Florida House Rep. Chase Tremont told the Port Orange City Council that state lawmakers are actively studying proposals to change or eliminate property taxes but cautioned that any change must preserve the revenue that funds local services.
"If a government can confiscate your home for lack of paying basically what, for lack of a better term, could be considered a rent, then you don't really own it," Tremont said during a legislative update to the council. He said he serves on the Select Committee on Property Taxes and that the panel includes former city and county officials who understand local budgets.
Tremont said advocates for reducing or removing ad valorem taxes share concerns about homeowners’ long-term costs, but he emphasized the practical challenge of replacing municipal revenue streams. "I don't perceive of it being that way," he said of the idea that cities could simply absorb the loss of property tax revenue. He noted that essential public services — police, fire, EMS and code enforcement — are funded by those local revenues.

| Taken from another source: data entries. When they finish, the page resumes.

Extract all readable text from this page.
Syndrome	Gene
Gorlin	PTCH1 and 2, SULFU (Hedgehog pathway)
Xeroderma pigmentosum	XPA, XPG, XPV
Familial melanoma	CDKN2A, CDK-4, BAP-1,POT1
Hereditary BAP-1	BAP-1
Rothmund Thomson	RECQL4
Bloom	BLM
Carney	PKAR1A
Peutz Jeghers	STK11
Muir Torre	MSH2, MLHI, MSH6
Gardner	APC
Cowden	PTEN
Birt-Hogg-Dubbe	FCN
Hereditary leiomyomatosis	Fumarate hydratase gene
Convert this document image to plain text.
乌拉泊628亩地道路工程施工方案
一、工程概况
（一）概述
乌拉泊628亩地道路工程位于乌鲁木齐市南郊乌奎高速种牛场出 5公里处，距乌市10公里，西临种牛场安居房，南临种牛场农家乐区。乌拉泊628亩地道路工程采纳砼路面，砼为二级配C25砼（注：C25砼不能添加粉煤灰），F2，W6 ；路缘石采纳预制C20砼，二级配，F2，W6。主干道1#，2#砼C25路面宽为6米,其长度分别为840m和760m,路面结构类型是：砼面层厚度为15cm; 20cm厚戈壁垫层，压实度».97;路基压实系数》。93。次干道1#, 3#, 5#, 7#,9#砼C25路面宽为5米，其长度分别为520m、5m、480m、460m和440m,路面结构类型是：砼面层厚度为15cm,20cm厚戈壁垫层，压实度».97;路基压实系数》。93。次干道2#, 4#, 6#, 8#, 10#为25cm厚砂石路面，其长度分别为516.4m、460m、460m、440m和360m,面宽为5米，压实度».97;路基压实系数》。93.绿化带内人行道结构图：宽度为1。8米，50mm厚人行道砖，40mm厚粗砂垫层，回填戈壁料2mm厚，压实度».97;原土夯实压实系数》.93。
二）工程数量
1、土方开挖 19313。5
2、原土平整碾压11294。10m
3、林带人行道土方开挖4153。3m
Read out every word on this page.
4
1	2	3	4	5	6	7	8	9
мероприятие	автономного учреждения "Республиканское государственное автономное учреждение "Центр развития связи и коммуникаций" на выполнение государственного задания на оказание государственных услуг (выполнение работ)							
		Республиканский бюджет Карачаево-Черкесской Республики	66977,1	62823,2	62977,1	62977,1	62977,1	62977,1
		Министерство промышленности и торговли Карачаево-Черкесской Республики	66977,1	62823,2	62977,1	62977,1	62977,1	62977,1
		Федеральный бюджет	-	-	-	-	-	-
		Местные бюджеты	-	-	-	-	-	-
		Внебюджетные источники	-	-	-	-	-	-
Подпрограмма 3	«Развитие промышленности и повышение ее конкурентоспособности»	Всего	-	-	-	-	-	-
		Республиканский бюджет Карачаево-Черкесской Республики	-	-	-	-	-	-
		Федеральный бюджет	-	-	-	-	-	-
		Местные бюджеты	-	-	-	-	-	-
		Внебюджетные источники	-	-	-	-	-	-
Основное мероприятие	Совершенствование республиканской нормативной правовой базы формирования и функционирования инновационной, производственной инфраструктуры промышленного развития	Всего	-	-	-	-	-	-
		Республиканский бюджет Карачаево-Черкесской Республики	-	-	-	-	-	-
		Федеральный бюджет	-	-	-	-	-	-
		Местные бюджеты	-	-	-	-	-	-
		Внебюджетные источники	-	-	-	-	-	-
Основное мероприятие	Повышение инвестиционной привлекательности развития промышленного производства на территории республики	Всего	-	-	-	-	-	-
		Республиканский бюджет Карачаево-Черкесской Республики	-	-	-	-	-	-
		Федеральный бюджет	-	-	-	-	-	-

Tremont urged the legislature to develop a statewide tool municipal finance teams could use to model revenue-replacement scenarios. "There needs to be a model or a way to plug in that information to see where is the shortfalls gonna where are they gonna come and how do you make them up," he said, adding that a standard model would let each municipality estimate impacts and feed that analysis back to lawmakers.
Council members pressed him on equity concerns for seniors and low-income homeowners and on how any shift to sales tax or other statewide revenue sources would be distributed. Tremont said distribution formulas are likely to be discussed and warned of the risk that a state-decided allocation could not match local service demands.
Tremont also credited Port Orange’s staff and elected officials with returning state appropriations to the city this year, calling the city's results a strong example of sustained advocacy in Tallahassee. "Every city in District 30 that asked for funding, received funding," he said, noting the city’s success despite a veto on one Ponce Inlet project.
The session closed with council members thanking Tremont for staying engaged with city staff and asking him to continue communicating developments from his committee.